Abrió el texto y lo leyó por encima, fijándose especialmente en un párrafo:

Las noticias más recurrentes sobre sacrificio de animales llegan de Inwood, el último barrio de Manhattan hacia el norte. La policía y las asociaciones pro derechos de los animales de los barrios de Indian Road y la calle Doscientos catorce Oeste han recibido varias denuncias de vecinos que aseguran haber oído gritos de sufrimiento de animales. Al parecer, los gritos, que los residentes describen como de cabras, gallinas y ovejas, procedían de una iglesia desconsagrada situada en una misteriosa comunidad de Inwood Hill Park conocida como «la Ville». No hemos logrado hablar con ningún residente de la Ville, ni con el líder de la comunidad, Eugene Bossong.

Aquel descubrimiento debía de haberle granjeado el respaldo del periódico para seguir investigando, porque el artículo acababa con una nota en cursiva:

Este artículo pertenece a una serie todavía en redacción sobre sacrificio de animales en Nueva York.
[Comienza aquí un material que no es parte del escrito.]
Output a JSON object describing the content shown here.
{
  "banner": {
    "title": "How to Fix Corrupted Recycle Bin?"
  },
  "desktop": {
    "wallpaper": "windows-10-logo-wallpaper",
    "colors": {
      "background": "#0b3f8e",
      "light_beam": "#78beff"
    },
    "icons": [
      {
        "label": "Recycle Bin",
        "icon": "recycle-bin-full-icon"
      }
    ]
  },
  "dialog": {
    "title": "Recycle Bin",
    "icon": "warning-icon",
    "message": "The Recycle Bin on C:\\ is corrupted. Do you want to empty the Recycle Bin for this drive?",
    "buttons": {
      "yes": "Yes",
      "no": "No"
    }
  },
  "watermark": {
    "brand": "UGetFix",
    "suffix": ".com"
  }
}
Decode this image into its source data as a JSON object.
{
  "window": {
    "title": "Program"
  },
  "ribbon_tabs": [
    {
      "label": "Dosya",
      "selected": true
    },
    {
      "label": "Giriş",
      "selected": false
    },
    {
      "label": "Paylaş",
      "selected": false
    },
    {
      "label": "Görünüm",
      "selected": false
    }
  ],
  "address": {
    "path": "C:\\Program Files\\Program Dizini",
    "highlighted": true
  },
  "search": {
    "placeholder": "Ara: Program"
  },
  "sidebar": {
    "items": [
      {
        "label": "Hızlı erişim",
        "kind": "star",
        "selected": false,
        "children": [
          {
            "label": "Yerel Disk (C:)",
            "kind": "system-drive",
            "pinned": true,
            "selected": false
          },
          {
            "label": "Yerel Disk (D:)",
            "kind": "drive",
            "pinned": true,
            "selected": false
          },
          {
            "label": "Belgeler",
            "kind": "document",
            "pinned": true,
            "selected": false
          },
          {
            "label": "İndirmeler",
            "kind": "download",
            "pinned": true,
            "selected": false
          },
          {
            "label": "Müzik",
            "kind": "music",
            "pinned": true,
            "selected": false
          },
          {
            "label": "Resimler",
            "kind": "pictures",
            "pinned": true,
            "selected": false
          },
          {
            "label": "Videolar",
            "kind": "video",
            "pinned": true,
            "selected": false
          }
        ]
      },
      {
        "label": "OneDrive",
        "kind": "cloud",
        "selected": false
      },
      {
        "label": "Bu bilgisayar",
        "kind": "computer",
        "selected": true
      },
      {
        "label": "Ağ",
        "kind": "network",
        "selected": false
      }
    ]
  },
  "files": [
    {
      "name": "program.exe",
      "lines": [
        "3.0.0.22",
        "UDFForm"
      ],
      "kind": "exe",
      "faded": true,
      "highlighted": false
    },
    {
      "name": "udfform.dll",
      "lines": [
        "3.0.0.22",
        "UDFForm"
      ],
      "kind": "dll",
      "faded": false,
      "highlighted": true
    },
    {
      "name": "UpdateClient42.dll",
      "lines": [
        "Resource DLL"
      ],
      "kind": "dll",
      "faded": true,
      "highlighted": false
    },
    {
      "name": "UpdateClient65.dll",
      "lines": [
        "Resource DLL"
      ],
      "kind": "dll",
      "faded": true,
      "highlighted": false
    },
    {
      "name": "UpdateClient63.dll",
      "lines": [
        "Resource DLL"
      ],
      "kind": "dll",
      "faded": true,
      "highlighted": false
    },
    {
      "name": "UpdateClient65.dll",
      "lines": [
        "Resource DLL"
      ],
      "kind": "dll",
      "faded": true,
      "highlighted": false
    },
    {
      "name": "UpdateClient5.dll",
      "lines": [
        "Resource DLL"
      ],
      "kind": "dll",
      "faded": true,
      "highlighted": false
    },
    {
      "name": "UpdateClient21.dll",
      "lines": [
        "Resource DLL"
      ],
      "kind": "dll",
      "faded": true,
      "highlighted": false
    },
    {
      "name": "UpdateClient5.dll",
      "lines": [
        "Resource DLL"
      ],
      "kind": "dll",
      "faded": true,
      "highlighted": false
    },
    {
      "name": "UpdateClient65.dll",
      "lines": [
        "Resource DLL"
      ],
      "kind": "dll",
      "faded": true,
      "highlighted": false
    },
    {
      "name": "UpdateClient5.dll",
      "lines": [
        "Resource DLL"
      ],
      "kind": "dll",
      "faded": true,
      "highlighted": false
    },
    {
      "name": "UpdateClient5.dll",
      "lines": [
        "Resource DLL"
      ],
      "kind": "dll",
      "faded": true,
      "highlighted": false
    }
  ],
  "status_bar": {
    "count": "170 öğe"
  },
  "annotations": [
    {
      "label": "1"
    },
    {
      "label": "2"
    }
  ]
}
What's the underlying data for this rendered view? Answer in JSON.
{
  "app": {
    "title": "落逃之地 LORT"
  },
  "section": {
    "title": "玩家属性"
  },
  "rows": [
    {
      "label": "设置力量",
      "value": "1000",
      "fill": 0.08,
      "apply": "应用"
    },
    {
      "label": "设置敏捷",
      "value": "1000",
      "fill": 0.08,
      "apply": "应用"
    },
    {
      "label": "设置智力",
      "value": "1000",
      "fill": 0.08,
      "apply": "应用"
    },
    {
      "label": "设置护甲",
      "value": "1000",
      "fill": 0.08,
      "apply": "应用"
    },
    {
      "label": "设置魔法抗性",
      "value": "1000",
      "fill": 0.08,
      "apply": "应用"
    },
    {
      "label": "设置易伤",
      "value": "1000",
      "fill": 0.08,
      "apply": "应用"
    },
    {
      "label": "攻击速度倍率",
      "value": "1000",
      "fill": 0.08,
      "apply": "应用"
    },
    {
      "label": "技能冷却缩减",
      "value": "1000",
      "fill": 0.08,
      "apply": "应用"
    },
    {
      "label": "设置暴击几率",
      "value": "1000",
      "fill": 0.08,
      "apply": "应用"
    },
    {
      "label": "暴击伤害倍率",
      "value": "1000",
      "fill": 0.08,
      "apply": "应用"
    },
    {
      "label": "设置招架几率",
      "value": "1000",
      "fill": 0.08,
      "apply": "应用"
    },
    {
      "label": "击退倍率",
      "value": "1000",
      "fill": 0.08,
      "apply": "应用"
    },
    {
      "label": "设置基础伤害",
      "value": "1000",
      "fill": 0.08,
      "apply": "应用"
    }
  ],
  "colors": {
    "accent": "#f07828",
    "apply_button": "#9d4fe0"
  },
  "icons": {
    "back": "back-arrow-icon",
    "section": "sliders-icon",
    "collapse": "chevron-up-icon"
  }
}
Nora se apoyó en el respaldo. Ahora que lo pensaba, sí que se acordaba de que hacía una semana, aproximadamente, Bill había vuelto a casa por la noche jactándose de una pequeña victoria en su continuo interés por investigar los sacrificios de animales.

O no tan pequeña, a fin de cuentas…

Miró la pantalla, frunciendo el entrecejo. De entonces databan más o menos los primeros paquetes raros en el buzón, y los primeros dibujos estrafalarios en la puerta.

Cerró el índice de artículos y abrió el software de gestión de información de Bill para consultar las notas que siempre tenía preparadas para futuros artículos. Lo que buscaba estaba en las últimas entradas.

Concentrarse en la Ville. Continúa en el siguiente artículo. ¿SON REALMENTE SACRIFICIOS DE ANIMALES? Se tiene que DEMOSTRAR, no acusar. Consultar archivos de la policía. VERLO personalmente.

Redactar entrevista a Pizzetti. ¿Se han quejado más vecinos? ¿Programar segunda entrevista con Esteban, el de derechos de los animales? Capítulo local de PETA, etc.

¿De dónde sacan los animales?

¿Qué historia tiene la Ville? ¿Quiénes son? Consultar archivo del Times para antecedentes / historia de la Ville. Un poco de color: rumores sobre zombis / sectas / etc.

¿Posible título de artículo: «Vilezas de la Ville»? No, qué va, lo vetaría el Times.

* Primer aniversario - ¡¡¡no olvidarse de reservar en el Café des Artistes + entradas de El hombre que vino a cenar para el fin de semana!!!

La última entrada era tan inesperada, tan fuera de contexto en relación con las demás, que Nora, tomada por sorpresa, sintió brotar lágrimas ardientes en sus ojos. Cerró inmediatamente el programa y se levantó de la mesa.

Dio una vuelta por la sala de estar y miró su reloj: las cuatro y cuarto. Podía coger el metro en la esquina de la calle Noventa y seis y Central Park West, y estar en Inwood en cuarenta minutos. Abrió otro programa en el ordenador, escribió algo, examinó la pantalla y mandó un documento a la impresora. Después fue al dormitorio con paso decidido y recogió su bolso del suelo. Tras un último vistazo, salió del piso.

Un cuarto de hora antes se sentía sin rumbo, a la deriva. Ahora, de pronto, toda ella era avasalladora determinación.